Entiendo que hay mucha gente desalmada que es capaz de todo por dinero o herencias que todo lo corrompen, y entiendo que se deban establecer procesos judiciales para mediar y culpar a quienes se comportan sin escrúpulos y principios. Pero no todos somos iguales, hay quienes queremos proteger y cuidar a los nuestros y, sin embargo, vivimos agonías para obtener un veredicto que nos ayude y, lo más importante, que los proteja. Es triste que gente se vaya de este mundo sin recibir justicia, gente que espera años y años para nada, dejándose el dinero que no tienen en procesos administrativos y judiciales eternos sin obtener una respuesta. No podemos permitir que esto siga ocurriendo y para ello los que nos gobiernan deberían hacer lo imposible por solucionar algo tan básico como mejorar la vida de los ciudadanos.

Salí de ese edificio hostil temblando y con la sensación de sentirme más desprotegida que nunca a pesar de obtener lo que fuimos a buscar, proteger a los míos, ser una familia más unida que nunca a pesar de la adversidad, la mala suerte, el desinterés y la desmotivación de aquellos que deberían entender muchas historias de familias que viven verdaderos dramas y están desesperados, porque ya es duro vivir el drama de cada casa como para enfrentarte a un muro infinito.

Un viaje relámpago a un edificio al que espero no volver, un viaje en Ave con transbordo incluido, un viaje del que aprender, a pesar de no entender lo complicado que lo hacemos todo. Pero la vida sigue y aquí estoy otra vez comida por la rutina, quedándome dormida en el sofá sin fuerzas para irme reptando a la cama. La vida que me gusta, la que a pesar de las putadas aprendo cuando me sacude la realidad, en los que hay momentos también para la paz y el silencio, para las fotos de atardeceres y una cervezas en el Lamiak.

Hay momentos para sorprenderme y dejarme llevar, hay momentos para encontrarte trabajando en un proyecto del que no dejas de aprender y sobre todo divertirme con lo que haces. Y esto último que les digo me recuerda un poco a lo que Pau Donés decíaa en su maravilloso documental, sobre lo importante de vivir y disfrutar de las pequeñas cosas que da la felicidad, tener ganas de vivir, de reír y por qué no de llorar, pues es una demostración de valentía y humildad. Qué gran lección que todos olvidamos y lo mucho que deberíamos recordarlo cada día.

Después de ver el valioso acto de generosidad y valentía de Donés, sigo sonriendo al recordarlo, no puedo más que darle las gracias allá donde esté por el regalo que nos ha hecho y como debemos recordar de lo que va esto de vivir. Gracias, Pau, por tu lección de vida y a Évole, aunque a muchos les joda, por hacerlo tan bonito.

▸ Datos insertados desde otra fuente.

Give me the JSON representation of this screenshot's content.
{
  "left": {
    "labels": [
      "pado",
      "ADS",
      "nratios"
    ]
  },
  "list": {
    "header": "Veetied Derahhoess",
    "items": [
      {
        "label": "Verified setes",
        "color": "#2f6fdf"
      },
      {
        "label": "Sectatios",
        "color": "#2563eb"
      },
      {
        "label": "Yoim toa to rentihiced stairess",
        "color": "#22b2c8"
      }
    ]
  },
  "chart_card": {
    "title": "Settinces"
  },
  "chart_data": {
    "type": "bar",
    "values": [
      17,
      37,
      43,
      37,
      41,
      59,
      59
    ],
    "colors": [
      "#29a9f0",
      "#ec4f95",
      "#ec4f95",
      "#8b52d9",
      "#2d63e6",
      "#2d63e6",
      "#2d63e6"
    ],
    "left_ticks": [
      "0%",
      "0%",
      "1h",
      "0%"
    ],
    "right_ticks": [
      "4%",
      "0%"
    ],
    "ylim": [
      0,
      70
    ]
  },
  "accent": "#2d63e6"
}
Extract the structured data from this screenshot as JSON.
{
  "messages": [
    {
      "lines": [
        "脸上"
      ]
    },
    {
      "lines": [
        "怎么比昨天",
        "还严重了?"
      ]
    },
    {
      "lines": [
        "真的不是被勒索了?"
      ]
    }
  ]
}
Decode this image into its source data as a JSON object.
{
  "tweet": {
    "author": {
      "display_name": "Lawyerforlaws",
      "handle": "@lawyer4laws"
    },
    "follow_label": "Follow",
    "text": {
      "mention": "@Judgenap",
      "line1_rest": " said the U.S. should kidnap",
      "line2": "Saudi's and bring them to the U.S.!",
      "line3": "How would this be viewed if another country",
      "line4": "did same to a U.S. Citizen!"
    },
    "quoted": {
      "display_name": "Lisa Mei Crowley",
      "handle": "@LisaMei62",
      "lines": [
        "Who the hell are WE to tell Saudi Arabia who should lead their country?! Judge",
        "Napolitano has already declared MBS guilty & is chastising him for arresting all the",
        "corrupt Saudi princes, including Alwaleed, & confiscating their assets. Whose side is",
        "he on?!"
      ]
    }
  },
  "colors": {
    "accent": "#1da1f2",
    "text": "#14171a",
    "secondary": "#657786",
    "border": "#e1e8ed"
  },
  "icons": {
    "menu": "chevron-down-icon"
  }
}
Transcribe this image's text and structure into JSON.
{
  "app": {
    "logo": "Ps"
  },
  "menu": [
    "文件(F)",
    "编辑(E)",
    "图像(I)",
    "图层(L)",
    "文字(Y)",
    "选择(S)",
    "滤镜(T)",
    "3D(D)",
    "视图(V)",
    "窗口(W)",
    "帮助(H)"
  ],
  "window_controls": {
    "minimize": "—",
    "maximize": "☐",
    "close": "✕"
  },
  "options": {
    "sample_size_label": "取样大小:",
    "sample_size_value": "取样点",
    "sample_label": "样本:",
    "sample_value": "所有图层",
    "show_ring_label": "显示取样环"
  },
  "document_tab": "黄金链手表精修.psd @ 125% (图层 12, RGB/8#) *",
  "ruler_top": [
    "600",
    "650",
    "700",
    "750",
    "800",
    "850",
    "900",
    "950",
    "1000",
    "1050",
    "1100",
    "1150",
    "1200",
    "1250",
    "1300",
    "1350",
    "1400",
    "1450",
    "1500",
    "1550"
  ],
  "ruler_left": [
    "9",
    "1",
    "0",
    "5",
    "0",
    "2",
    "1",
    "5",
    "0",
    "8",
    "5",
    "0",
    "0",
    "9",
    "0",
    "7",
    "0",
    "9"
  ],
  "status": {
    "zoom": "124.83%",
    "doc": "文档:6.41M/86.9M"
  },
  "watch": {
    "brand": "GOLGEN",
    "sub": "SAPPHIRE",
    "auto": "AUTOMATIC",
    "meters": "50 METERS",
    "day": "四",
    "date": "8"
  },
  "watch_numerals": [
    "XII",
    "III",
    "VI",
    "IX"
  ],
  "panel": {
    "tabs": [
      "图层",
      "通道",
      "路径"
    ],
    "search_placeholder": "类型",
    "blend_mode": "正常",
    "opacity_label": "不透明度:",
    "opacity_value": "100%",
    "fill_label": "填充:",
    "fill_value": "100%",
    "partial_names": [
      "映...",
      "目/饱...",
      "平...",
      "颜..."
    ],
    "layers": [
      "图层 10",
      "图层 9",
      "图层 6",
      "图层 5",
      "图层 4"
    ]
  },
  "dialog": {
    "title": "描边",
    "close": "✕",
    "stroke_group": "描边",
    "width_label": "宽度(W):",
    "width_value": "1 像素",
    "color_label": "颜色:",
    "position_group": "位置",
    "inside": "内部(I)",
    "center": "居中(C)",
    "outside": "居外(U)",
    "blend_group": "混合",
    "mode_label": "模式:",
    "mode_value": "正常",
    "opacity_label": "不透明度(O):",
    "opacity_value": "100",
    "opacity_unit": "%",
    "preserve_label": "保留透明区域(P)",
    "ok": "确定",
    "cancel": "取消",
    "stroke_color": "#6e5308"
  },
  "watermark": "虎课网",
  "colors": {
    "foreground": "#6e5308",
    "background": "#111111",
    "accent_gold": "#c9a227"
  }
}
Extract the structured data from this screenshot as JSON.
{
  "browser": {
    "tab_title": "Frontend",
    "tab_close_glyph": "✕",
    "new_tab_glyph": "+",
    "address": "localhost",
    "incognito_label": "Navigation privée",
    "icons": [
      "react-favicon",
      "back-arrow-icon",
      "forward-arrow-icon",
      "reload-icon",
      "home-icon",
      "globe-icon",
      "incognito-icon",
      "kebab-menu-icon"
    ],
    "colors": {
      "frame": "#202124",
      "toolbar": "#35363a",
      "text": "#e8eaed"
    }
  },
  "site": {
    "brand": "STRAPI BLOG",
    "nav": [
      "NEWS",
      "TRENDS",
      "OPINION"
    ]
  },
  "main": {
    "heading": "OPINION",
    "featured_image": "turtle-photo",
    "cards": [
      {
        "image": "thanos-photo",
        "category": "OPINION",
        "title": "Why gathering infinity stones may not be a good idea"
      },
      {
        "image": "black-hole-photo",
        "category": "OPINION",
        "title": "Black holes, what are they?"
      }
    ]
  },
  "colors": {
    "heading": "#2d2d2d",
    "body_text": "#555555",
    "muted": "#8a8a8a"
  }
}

Esta semana escribo desde el tejado. Ese al que desde que la pandemia nos sacudió hace un año no he dejado de visitar; hoy un vino y mirando por la ventana el sur de Madrid, mientras suena José Gonzalez y sonrío por lo afortunada que me siento a pesar de las zancadillas y los pasillos de los juzgados. 2021 no deja de sorprenderme, y nunca lo hubiera dicho, pero para bien. Aunque creo que lo diré bajito por si acaso la cosa se tuerce y la liamos.

Un año ya en el que todo ha cambiado, un año del primer contagio, un año que nos va tapando la cara y nos ha vuelto tristes, un año de distancias y miedo, un año de decir adiós de la manera más cruel que existe, un año que no se nos olvidará nunca, por las ausencias, el ruido político y el cansancio emocional que todos tenemos. Un año en el que la ansiedad y el insomnio han venido a visitarnos y en algunos casos para quedarse. La salud mental esa de la que Iñigo Errejón hablaba con tanta verdad en el Congreso y tan silenciada por considerarse tabú. Algo que la vacuna no va a curar, cuadros depresivos y el suicidio sobrevolando las cabezas de muchos, dramática la soledad no elegida, el miedo o el dolor del día a día. La cuarta ola será la emocional, y debemos dedicar recursos a ponernos a salvo.

Mejor me quedo con la filosofía de Pau y que salga el sol por donde quiera, aunque en el camino haya muchos edificios a los que ojalá no tenga que entrar.